Beyond the initial premise, the resulting film also looks at the legacy of war for a generation of children who have never known peace. “We wanted to look at what it means when you have a generation of children who have only grown up against a backdrop of war, where killing and violence are the norm,” he says. The film follows the brothers as they hang out with their father or run feral on the wasteland around their village, making rudimentary bombs, throwing stones at girls attending the local school, and later attending a boys’ military camp. “The first six months were difficult, as they got used to the camera. There was no shooting order in the beginning. It took time for me to figure out the direction we were taking. We had to be ready to roll whenever something happened.”
Derki also tags along with Abu Osama as he demines local fields, does duty on the front line and assists in a video shoot showing a group of captured government soldiers, including a group of teenagers who would later be executed. He admits that the latter experience left him shaken. “It was difficult to witness that, these young guys who had been forgotten. At the same time, it was a key moment being able to capture it on film as a record to show the world.”

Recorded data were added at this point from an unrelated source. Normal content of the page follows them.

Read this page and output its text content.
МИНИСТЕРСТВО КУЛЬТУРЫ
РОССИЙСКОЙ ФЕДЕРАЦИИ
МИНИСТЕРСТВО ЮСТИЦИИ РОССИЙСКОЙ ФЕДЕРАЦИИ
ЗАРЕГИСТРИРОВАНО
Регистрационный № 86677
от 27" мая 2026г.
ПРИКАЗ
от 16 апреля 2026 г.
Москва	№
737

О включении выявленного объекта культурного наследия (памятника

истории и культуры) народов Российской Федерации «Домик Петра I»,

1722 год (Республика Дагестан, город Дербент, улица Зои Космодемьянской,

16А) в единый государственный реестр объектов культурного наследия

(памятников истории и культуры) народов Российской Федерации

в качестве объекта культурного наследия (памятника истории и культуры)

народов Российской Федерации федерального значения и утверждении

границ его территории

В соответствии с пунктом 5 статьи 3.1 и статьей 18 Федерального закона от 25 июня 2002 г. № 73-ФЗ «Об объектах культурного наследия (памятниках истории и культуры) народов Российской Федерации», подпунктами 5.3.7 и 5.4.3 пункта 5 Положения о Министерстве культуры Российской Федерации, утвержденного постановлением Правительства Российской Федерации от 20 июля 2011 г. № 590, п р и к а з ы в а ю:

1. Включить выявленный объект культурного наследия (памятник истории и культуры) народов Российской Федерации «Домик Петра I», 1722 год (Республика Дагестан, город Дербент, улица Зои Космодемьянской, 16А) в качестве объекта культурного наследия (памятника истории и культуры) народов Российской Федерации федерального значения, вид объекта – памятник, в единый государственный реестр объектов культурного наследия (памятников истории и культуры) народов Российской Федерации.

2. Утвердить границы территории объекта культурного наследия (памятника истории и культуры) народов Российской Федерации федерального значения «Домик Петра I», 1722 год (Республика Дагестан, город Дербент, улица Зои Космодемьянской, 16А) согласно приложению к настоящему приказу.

He admits to being terrified that his own cover would be blown and credits his wife, assistant director on the film, with calming his nerves. “My wife helped me out psychologically, giving me therapy every time we were able to speak. At some points I was close to being destroyed … I started getting paranoid. Every time I heard a car, I feared it was kidnappers,” Derki says.
Now back in Germany, Derki has no plans to return to Syria – or at least to the Islamist fighter milieu. As if to cement this desire, he got his ear pierced and arm tattooed on his return from the final shoot, both of which would make it difficult for him to embed with an Islamist community in the future.